When gold first began to emerge as the medium of exchange after Peter’s reform, it was exchanged in small bars weighing a hundred grams each. These were stamped, marked, cut and assayed by people who now made a regular profession of being “goldsmiths.” But soon prices of everything were commonly quoted in terms of grams of gold, or “goldgrams.” People did not actually exchange anything as small as a gram of gold, but gradually the goldsmiths began to stamp small round disks of gold of as small a weight as ten grams. One of these was known as a “ten-gram piece.” These disks came to be called “coins.” After a while, people no longer asked what the value of any other commodity was in terms of gold. The value of any other object was simply stated as its “price” in gold.
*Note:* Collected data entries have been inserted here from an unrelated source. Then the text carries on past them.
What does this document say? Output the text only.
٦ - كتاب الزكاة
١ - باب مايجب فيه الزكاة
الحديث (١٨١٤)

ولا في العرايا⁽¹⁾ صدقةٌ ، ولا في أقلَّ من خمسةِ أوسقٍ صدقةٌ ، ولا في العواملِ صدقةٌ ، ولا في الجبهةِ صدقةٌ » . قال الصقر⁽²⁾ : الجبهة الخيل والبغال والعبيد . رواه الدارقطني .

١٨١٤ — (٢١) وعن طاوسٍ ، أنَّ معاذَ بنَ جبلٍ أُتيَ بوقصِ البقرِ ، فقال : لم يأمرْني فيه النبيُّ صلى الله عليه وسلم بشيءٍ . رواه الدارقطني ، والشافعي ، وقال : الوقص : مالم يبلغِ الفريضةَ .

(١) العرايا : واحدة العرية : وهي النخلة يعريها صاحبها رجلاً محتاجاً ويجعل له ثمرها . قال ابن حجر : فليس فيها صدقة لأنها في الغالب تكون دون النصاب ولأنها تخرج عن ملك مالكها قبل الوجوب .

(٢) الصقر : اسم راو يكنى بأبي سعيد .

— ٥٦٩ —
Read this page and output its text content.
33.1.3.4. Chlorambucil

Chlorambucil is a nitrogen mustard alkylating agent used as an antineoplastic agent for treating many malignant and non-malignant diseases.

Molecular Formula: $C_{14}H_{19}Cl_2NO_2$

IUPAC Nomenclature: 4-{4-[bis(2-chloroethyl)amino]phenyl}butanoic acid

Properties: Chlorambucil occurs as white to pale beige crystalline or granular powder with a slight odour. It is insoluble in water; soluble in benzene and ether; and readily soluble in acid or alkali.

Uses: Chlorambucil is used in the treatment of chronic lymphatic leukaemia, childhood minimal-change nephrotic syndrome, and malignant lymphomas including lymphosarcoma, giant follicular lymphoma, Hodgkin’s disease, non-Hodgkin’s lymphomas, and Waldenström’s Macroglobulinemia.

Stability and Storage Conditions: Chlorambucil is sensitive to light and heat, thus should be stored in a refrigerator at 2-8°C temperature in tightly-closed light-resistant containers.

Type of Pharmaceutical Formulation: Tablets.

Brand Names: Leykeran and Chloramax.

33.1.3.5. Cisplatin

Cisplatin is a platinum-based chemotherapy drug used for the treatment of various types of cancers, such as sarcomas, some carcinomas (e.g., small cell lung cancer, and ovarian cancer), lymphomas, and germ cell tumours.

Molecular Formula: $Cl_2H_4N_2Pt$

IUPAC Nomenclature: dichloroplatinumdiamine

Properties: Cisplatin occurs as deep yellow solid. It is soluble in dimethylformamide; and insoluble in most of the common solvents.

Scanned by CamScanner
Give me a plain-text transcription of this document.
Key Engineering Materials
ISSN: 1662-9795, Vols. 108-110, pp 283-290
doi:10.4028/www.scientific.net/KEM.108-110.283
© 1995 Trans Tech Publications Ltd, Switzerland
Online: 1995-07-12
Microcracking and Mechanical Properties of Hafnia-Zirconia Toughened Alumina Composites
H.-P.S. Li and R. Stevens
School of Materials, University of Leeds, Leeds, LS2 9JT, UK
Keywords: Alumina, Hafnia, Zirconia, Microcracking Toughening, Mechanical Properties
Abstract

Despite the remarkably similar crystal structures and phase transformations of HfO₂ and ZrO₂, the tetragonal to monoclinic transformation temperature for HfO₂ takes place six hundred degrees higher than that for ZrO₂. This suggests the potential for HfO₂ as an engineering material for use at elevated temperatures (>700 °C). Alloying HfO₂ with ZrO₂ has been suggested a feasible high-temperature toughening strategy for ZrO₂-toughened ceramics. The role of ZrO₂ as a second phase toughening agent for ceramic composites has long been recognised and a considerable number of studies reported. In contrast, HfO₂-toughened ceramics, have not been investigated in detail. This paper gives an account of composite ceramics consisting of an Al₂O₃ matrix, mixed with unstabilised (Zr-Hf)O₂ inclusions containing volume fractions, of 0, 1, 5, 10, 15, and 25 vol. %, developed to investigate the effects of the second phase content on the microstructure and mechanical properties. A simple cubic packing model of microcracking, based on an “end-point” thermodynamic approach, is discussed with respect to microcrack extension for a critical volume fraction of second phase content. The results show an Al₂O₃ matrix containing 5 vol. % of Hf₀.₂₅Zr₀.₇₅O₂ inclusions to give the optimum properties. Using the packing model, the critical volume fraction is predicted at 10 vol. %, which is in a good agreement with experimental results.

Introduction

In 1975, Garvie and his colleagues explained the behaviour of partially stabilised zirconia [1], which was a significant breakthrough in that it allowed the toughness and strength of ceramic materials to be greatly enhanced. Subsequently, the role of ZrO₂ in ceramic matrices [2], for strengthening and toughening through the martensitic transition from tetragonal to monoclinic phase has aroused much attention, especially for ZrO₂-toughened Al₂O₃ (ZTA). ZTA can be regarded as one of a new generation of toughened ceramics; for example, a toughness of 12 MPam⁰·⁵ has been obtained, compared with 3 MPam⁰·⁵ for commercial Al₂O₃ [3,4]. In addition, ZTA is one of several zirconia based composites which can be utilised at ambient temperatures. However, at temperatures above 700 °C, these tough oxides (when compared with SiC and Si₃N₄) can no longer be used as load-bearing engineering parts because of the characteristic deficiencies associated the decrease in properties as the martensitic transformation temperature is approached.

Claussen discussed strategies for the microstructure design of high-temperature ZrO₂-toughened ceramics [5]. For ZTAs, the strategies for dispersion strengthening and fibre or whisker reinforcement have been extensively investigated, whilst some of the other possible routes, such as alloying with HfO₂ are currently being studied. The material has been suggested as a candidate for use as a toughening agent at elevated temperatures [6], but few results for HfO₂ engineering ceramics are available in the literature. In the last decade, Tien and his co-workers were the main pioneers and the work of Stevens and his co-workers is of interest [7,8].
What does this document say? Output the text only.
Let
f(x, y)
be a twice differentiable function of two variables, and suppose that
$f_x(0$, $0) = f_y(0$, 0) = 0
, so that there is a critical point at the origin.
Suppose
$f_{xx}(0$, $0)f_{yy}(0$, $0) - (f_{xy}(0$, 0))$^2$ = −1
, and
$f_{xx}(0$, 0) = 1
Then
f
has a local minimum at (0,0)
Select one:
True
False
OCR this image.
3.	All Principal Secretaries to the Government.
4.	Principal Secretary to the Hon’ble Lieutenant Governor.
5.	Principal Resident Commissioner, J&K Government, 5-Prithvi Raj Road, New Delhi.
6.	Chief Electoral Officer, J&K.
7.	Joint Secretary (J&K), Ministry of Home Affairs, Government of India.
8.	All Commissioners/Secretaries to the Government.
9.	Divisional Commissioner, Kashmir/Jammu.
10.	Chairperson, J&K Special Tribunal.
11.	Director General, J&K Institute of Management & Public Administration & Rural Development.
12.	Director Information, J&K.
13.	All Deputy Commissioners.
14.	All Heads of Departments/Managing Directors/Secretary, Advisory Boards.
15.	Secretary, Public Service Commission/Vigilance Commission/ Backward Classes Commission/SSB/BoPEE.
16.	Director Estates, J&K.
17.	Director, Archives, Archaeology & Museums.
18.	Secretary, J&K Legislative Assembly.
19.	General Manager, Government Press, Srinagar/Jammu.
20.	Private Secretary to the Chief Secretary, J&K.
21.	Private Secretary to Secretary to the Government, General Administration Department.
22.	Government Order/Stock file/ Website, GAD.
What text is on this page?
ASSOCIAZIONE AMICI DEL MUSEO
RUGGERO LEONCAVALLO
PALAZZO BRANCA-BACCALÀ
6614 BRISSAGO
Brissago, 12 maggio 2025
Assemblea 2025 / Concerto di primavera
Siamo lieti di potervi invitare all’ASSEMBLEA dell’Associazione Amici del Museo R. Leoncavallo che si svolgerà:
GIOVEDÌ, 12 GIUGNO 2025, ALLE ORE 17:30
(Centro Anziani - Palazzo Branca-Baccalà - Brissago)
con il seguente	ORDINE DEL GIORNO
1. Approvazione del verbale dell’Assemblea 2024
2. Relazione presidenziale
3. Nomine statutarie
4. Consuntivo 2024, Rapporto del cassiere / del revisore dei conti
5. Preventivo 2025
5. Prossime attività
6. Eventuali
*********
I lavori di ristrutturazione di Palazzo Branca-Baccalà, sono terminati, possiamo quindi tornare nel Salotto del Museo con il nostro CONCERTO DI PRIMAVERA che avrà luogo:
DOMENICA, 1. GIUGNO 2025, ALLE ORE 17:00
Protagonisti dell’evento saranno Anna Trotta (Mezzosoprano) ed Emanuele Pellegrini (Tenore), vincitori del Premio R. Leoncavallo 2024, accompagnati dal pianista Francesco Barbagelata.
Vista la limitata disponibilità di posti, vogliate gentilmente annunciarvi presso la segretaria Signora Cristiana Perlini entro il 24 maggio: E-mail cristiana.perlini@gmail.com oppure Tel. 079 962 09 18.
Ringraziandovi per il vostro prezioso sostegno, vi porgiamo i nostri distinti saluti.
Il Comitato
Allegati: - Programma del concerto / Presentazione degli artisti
Later this was simply referred to as its “price.” Most of the time, when talking of the “price” of this or that object, people did not even stop to think that this meant its exchange value in relation to a gram of gold. They began to talk of a “goldgram” as if it were something by itself, apart from a specific weight of gold. Instead of referring to gold as a common medium of exchange, by which all goods were exchanged in an indirect or “triangular” way instead of being bartered directly against each other, people simply referred to the coins and the goldgram as “money.” The “price” of anything meant its price in money.1

All this came about by such a gradual and apparently spontaneous and automatic process of evolution that few people appreciated its full significance. But Peter realized that a sort of miracle had come about. His two inventions — first, freedom of exchange of consumers’ goods, and second, private ownership of the means of production and free exchange of the means of production — had solved the problem of economic calculation! Or rather, they had given rise to a free market system, a free price system. And it was this that had solved the problem of economic calculation.

[This article is excerpted from chapter 32 of Time Will Run Back (1951). For a summary of this science-fiction novel by the great Henry Hazlitt, see “A Tale of the Reinvention of Capitalism “ by Edward Wayne Younkins.]

 

  • 1The reader is once more reminded that all these terms are merely the nearest English equivalents to those in the original Marxanto, or Revised Marxanto, text. – The Translator.